The order was vague as to what exact CDC recommendations the state must follow, and the Florida Department of Business and Professional Regulation did not respond Thursday to requests for clarification.

At an appearance July 28th at AdventHealth Orlando, DeSantis said being an asymptomatic carrier of COVID-19 shouldn’t keep someone from going back to a restaurant job.

“We knew that [the test] could catch a dead virus for a decent amount of time. CDC said that could be up to 12 weeks, an infection can be 12 weeks old,” he said. “Obviously, you’re no longer infectious. You don’t have the live virus. But it can pick up some of the dead virus in a PCR test. So, that obviously is not something that should keep someone out of work.”

The order signed Wednesday also quietly rescinded a previous order that required travelers from New York, New Jersey and Connecticut to isolate for 14 days upon arriving in Florida.

No matter the rule changes, some restaurant owners say they won’t relax their standards.

Joe’s Stone Crab has been paying for all employee testing and will continue to require testing to clear any employee who has previously contracted COVID-19, owner Stephen Sawitz said.

“I’m blessed to be able to afford to do it, and I’ll do everything I can to maintain super strict standards,” he said.

Sawitz said two weeks ago he met with employees again to go over the training they installed when restaurants were first allowed to reopen. He said employees are given new personal protection before every shift and are required to meet virtually with their physician and get tested if they feel symptoms.

“Whatever the new standards are, we’ll exceed them,” he said. “We’ll go above and beyond and I’m not doing this to pat myself on the back.
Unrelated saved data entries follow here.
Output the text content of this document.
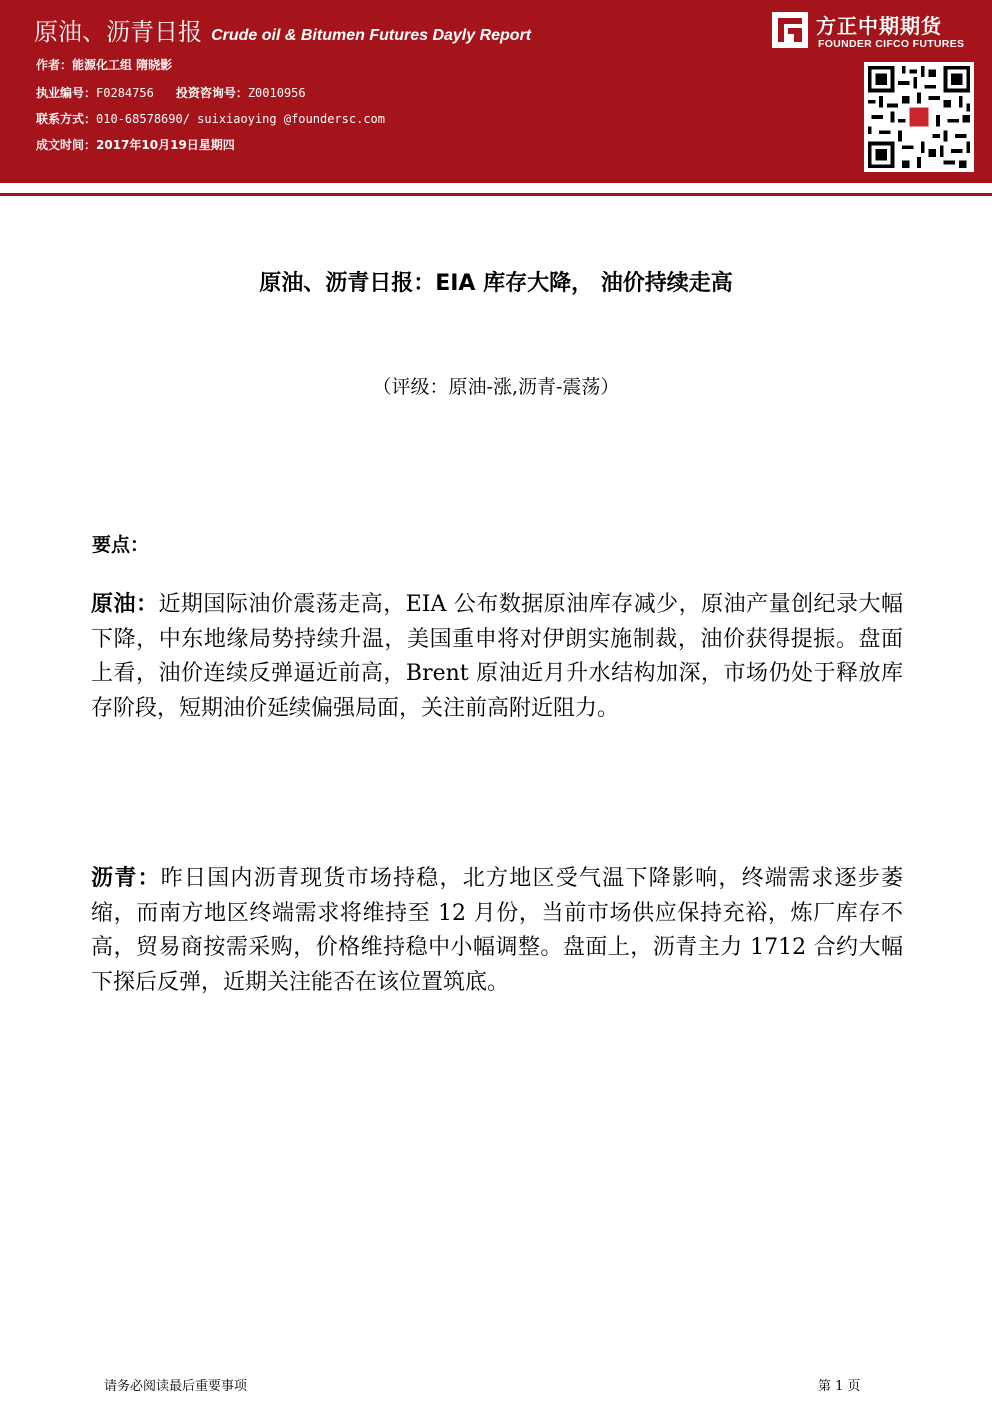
原油、沥青日报 Crude oil & Bitumen Futures Dayly Report
作者：能源化工组 隋晓影
执业编号：F0284756 投资咨询号：Z0010956
联系方式：010-68578690/ suixiaoying @foundersc.com
成文时间：2017年10月19日星期四
方正中期期货
FOUNDER CIFCO FUTURES
原油、沥青日报：EIA 库存大降， 油价持续走高
（评级：原油-涨,沥青-震荡）
要点：
原油：近期国际油价震荡走高，EIA 公布数据原油库存减少，原油产量创纪录大幅下降，中东地缘局势持续升温，美国重申将对伊朗实施制裁，油价获得提振。盘面上看，油价连续反弹逼近前高，Brent 原油近月升水结构加深，市场仍处于释放库存阶段，短期油价延续偏强局面，关注前高附近阻力。
沥青：昨日国内沥青现货市场持稳，北方地区受气温下降影响，终端需求逐步萎缩，而南方地区终端需求将维持至 12 月份，当前市场供应保持充裕，炼厂库存不高，贸易商按需采购，价格维持稳中小幅调整。盘面上，沥青主力 1712 合约大幅下探后反弹，近期关注能否在该位置筑底。
请务必阅读最后重要事项	第 1 页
We need to protect our employees.”

But testing, too, has had major flaws, said Joel White, the vice president for marketing for chef Michael Schwartz’s restaurant group. Schwartz’s restaurants have paid for one-day turnaround tests only to have employees waiting 3-4 days for results to clear them before coming back to work.

“It’s a massive problem, and it’s one of the biggest problems we’ve had as a state,” White said. “It’s really inefficient.”